With the ongoing coronavirus pandemic, bioinformaticians are going against the tide to solve the mysteries that the virus contains. Coronaviruses are made of proteins, and we are interested in understanding these better to develop treatments and vaccines. Whereas discovering the sequences of the proteins is an easy task, the 3-dimensional structure (also known as folding) is more difficult to find. The experimental procedures to obtain protein structures are economically and time expensive. Therefore many bioinformaticians are now working on folding proteins in silico. While many people are using folding@home to brute-force protein structures, we present a challenge to develop more efficient ways to predict structures: protein folding algorithms based on machine learning. The starting point of this challenge is OpenProtein https://github.com/biolib/openprotein and the dataset to use is https://github.com/aqlaboratory/proteinnet.

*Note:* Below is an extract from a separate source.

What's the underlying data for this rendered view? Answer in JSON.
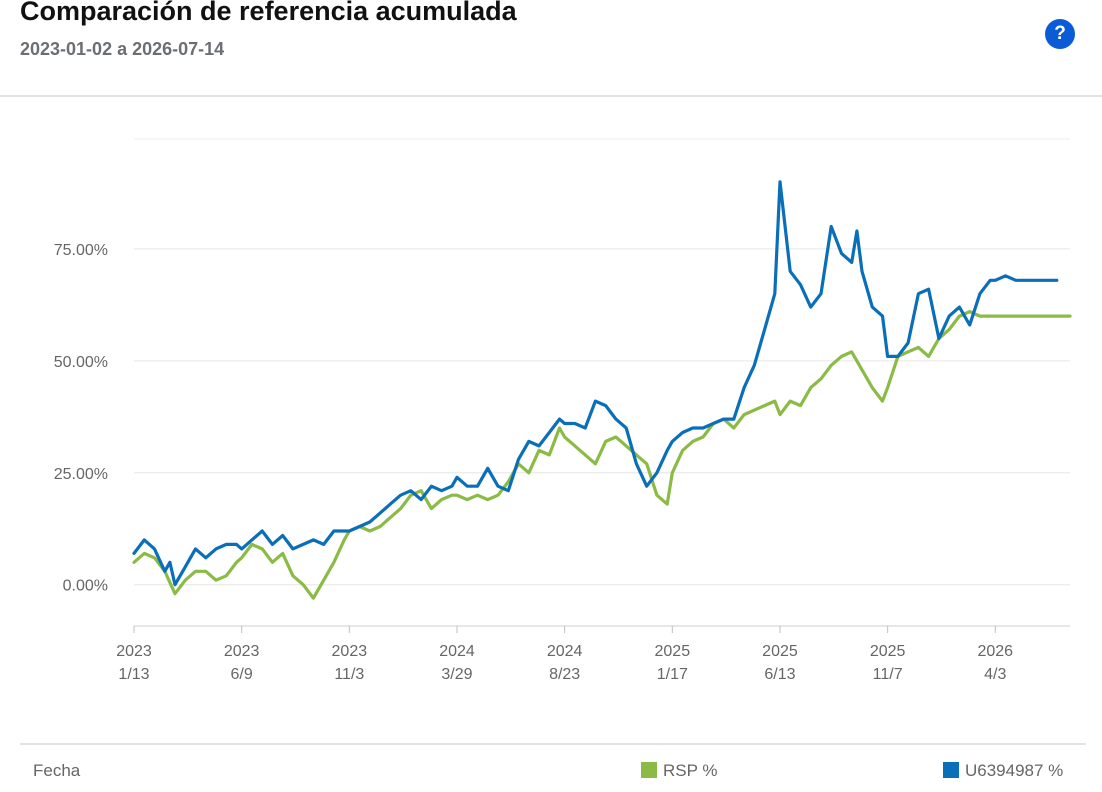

Breast cancer (BRCA) is the second (in some cases - first) most common type of cancer worldwide. Multiple classifications were (and are) invented to simplify work of a medical doctor at the stage of diagnosis and treatment of BRCA. A novel classification by Curtis et al (2012), based on copy number alterations and RNA-Seq expressions, divides BRCA into ten subtyped, providing unique associations with survival and possible ways of treatment. This project is dedicated to building a platform-independent machine learning classifier based on gene expressions that could simplify diagnosis of BRCA by this classification.